Multiple randomized controlled trials were conducted to evaluate the effectiveness of nasal CPAP compared to mechanical ventilation. The trials did not use b-CPAP but used any type of CPAP. They also did not provide details about competency-based training to make sure its effectiveness. Despite these reservations and other concerns, trials proved that CPAP can be applied early to premature infants. This includes those who are extremely premature at 24-25 weeks.

These trials were analyzed together in a recent meta analysis. They showed that CPAP early use had a marginal advantage for survival without CLD compared to prophylacticsurfactant with intubation. These results do not agree with recurring reports that b-CPAP significantly reduced CLD in neonatal units.

Two factors could account for the lower CLD in bCPAP units. The first factor is the type and type of CPAP. The second is caregiver competency in using b-CPAP at bedside. The b-CPAP strategy requires a comprehensive bundle of care.

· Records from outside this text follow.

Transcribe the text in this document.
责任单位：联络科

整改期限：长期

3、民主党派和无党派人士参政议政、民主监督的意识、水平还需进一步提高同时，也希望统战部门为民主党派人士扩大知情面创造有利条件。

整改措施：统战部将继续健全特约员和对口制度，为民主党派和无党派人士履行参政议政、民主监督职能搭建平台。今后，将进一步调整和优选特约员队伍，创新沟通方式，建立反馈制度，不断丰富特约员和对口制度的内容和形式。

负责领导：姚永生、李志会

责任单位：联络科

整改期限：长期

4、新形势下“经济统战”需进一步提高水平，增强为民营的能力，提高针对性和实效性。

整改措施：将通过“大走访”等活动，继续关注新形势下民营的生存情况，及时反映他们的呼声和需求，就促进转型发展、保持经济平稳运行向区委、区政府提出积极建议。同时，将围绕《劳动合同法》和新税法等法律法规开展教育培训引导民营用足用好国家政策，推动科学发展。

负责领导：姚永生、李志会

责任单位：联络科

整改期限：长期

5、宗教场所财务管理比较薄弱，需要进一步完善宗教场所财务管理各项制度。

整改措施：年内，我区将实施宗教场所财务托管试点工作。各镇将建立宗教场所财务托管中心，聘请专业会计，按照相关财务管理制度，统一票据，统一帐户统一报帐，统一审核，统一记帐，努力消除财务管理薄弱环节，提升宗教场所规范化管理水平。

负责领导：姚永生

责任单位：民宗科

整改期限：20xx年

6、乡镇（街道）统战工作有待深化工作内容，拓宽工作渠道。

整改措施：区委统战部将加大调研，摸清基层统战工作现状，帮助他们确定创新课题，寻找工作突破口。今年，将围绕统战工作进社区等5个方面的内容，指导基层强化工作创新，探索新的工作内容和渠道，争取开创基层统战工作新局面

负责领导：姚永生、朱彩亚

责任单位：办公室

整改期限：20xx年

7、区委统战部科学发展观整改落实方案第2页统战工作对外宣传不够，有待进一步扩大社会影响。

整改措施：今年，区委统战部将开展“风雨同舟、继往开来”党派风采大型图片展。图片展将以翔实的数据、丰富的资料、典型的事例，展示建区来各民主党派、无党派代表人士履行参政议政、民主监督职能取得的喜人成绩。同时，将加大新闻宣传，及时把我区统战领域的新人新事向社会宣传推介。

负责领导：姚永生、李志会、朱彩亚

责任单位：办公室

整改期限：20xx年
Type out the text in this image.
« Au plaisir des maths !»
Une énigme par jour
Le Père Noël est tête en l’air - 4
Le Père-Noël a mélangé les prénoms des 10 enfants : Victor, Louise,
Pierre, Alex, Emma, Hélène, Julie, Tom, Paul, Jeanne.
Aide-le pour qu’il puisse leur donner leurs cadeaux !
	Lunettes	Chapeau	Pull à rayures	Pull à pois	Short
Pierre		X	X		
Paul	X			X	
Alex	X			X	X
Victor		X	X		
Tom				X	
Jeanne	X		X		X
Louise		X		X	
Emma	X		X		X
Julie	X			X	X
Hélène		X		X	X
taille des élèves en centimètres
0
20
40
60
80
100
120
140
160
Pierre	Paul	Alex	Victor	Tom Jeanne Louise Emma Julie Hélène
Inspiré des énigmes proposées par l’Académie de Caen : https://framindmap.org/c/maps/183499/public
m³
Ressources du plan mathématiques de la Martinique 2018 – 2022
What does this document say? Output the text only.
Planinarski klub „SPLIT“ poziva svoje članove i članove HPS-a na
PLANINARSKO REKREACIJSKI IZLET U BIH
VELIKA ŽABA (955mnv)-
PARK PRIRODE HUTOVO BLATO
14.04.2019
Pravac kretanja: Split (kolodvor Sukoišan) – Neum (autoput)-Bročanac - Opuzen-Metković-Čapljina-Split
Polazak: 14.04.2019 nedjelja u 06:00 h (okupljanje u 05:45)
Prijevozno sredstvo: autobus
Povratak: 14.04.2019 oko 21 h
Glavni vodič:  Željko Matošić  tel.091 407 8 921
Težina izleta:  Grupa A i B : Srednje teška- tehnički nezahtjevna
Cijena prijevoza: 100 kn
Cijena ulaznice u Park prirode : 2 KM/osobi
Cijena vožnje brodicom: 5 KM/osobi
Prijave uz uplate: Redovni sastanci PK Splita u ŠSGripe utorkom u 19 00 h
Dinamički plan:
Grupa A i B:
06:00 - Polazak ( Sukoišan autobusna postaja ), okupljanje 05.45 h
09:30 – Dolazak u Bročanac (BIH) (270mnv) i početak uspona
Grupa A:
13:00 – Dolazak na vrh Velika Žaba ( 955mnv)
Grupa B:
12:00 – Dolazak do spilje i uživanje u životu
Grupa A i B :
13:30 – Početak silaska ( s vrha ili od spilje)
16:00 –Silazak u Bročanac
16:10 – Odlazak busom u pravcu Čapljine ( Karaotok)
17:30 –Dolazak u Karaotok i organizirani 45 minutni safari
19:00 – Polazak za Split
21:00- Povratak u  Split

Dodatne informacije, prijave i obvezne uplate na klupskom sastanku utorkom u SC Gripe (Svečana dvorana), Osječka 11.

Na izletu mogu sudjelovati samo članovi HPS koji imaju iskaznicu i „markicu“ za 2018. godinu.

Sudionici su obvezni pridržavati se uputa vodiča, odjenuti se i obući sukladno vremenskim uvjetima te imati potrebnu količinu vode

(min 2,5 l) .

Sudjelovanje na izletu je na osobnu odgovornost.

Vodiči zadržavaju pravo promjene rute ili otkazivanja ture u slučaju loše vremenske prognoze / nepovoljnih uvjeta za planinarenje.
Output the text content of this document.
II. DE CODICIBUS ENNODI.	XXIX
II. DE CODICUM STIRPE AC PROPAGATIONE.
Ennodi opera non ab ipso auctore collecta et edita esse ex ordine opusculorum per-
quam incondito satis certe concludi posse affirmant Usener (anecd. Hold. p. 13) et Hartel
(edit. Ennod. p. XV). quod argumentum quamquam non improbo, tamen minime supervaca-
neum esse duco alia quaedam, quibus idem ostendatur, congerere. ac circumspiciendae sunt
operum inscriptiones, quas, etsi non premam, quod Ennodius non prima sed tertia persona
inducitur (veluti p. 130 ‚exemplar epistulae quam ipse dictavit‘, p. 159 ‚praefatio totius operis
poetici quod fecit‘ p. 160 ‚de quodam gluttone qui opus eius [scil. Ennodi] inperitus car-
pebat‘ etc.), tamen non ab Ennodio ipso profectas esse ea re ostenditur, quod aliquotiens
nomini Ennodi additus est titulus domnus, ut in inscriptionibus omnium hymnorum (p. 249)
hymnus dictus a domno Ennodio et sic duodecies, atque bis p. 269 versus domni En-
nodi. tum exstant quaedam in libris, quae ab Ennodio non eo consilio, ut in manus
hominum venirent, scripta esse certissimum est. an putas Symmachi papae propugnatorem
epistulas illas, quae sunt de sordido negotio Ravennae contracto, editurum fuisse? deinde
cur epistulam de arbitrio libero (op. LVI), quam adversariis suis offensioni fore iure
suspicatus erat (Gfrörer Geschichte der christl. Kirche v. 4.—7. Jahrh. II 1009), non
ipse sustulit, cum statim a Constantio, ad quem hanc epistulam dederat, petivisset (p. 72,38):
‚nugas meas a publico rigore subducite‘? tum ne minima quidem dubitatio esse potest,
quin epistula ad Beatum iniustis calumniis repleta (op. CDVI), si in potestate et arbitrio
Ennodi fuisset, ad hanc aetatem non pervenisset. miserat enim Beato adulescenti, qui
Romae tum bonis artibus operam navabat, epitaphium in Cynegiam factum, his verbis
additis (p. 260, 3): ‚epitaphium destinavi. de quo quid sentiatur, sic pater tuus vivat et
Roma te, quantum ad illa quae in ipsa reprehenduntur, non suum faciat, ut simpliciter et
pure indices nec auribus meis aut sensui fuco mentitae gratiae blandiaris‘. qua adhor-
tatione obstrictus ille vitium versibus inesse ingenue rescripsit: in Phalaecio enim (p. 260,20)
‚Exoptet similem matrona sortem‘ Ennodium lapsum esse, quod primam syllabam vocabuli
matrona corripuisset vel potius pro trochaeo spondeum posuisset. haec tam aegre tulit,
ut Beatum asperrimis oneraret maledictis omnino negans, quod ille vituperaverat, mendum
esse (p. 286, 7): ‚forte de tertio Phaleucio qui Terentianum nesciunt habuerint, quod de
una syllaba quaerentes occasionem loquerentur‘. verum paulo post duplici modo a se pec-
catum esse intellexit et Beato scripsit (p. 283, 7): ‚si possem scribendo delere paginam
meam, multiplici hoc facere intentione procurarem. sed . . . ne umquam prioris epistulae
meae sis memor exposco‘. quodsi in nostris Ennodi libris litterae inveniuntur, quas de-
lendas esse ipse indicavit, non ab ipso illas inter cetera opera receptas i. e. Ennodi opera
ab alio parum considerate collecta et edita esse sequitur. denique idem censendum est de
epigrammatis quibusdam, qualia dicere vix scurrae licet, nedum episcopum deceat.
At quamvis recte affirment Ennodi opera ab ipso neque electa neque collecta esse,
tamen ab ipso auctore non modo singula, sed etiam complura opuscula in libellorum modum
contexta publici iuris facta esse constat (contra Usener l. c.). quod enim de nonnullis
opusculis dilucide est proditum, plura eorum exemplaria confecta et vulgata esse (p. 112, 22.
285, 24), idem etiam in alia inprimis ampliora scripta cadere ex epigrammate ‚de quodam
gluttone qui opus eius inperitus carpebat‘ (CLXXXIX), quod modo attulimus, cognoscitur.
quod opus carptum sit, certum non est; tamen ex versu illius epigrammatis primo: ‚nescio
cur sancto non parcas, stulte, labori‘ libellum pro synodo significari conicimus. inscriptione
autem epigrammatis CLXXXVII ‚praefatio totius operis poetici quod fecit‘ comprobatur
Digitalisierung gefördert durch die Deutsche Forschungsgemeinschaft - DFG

This includes clear guidelines and training. We offer a hands-on training program to familiarize staff with bCPAP components, indications, methods of application, maintenance procedures, troubleshooting techniques, and criteria for bCPAP failure.

CLD rates in infants with bCPAP have not been compared to infants with other CPAP devices. Short-term data are lacking, including information on oxygenation and work of breathing that favored bCPAP. Nevertheless, many studies have compared the short-term results of CPAP, biphasic CPAP and nasal intermittent positive pressure ventilation.

Recently, the American Academy of Pediatrics Committee on Fetus & Newborn acknowledged that there was a lack of data on safety and efficacy of these modalities. Notably, none of these noninvasive modalities can replicate the success of bCPAP in reducing CLD. 1


  1. Aly H., Mohamed MA, Wung TT. Continuous positive airway pressure and surfactant for the prevention and treatment of chronic lung diseases: History, reality and new challenges. Semin Fetal Neonatal Med. 2017;22(5):348-353.
  2. Aly H, Mohamed MA. Continuous positive airway pressure bubble. In: MacDonald MG and Ramasethu J. Eds. Atlas of Procedures in Neonatology. 5 th Philadelphia. Lippincott Williams & Wilkins 2012.
  3. Aly H, Milner DJ, Patel K and El-Mohandes AAA. Is there a difference in the results of continuous positive airway pressure nasally for extremely low birthweight infants? Pediatrics. 2004;114(3):697-702.
  4. Aly H. Nasal prongs continuous negative airway pressure: A simple but powerful tool. Pediatrics 2001;108(3), 759-761.